Iran has called for setting a global nuclear disarmament deadline, amid intense efforts to draft a final statement for the NPT review summit.

“We believe that nuclear disarmament and non-proliferation of weapons of mass destruction are a necessity in today’s world so a time limit is needed to be set for the elimination of nuclear weapons and this issue has to be incorporated in the final declaration of the (Nuclear Non-proliferation Treaty) conference,” Fars News Agency quoted Iran’s ambassador to the UN Mohammad Khazaee as saying on Thursday.

Khazaee said that Iran, as one of the original countries to have signed the NPT and which floated the idea of a nuke-free Middle East in 1974, supports global denuclearization as well as free access to peaceful nuclear technology.

His comments came as world countries are discussing ways to improve the NPT during a review conference being held at the UN headquarters in New York.

The 2010 conference ends on Friday, but the prospect of disarmament remains bleak as Britain, China, France, Russia and the United States, the major nuclear powers, rejected a call to rid themselves of nuclear weapons.

The members of the Non-aligned Movement (NAM) had suggested an amendment to the 28-page draft to include the phrase “within a specified framework of time” on nuclear disarmament but the suggestion was turned down by the five major powers, a diplomat said Wednesday.
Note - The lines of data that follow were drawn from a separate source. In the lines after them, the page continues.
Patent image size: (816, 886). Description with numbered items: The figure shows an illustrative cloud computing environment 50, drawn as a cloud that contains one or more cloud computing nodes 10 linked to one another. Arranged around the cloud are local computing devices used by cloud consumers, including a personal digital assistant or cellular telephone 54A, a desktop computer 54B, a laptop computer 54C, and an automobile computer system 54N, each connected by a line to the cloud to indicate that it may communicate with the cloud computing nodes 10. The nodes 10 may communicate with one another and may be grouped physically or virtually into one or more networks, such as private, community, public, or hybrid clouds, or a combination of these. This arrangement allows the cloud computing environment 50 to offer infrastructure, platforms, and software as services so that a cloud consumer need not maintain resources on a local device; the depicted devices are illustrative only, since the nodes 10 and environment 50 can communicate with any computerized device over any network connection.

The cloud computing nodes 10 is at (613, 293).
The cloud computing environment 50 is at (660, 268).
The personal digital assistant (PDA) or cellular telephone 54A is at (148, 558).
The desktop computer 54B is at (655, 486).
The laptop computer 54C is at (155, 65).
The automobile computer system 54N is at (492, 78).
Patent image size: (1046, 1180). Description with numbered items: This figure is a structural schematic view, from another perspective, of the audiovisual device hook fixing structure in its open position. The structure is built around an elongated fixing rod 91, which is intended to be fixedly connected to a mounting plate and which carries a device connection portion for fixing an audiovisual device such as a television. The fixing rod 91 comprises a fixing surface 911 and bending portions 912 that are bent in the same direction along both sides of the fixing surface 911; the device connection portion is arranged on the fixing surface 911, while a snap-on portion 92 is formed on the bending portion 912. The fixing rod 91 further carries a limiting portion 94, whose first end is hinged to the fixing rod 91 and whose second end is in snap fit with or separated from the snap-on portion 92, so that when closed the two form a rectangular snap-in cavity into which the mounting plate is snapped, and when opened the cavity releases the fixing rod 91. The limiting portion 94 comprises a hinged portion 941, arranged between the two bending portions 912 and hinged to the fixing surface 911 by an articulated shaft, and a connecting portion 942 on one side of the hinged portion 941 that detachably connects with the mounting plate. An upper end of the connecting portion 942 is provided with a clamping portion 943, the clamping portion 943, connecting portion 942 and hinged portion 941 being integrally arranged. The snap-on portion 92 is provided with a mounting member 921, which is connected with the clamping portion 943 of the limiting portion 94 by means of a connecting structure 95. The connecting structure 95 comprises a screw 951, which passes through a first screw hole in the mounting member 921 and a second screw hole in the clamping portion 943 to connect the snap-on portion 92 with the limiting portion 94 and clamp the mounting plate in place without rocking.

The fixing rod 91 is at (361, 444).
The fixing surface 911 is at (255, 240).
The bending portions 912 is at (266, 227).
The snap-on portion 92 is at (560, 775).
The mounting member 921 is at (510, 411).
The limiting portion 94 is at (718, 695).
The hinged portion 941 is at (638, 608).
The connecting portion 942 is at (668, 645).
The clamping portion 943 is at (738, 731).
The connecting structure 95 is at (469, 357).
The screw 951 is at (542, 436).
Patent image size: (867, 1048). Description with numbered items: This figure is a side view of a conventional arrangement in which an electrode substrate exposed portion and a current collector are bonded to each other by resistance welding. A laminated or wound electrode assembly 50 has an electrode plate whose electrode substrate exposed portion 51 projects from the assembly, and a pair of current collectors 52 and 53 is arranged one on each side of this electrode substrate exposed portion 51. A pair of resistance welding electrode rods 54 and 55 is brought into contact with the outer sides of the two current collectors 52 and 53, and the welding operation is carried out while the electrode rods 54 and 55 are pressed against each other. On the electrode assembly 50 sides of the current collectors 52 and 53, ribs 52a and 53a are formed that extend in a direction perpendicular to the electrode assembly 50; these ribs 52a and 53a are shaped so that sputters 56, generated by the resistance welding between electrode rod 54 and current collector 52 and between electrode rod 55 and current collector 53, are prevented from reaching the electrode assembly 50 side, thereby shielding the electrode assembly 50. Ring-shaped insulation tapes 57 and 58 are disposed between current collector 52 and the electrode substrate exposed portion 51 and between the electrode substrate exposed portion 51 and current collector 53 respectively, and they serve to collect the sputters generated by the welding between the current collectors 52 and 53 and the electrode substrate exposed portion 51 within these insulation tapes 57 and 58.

The diplomat added that the suggestion came as part of an “action plan on nuclear disarmament which includes concrete steps for the total elimination of nuclear weapon,” AFP reported.

NPT members convene every five years to review and improve the NPT. The previous conference was held in 2005 but it failed to agree on a final document.

Non-nuclear countries complain that the NPT, which came into force 40 years ago, has failed to achieve its objectives including nuclear disarmament.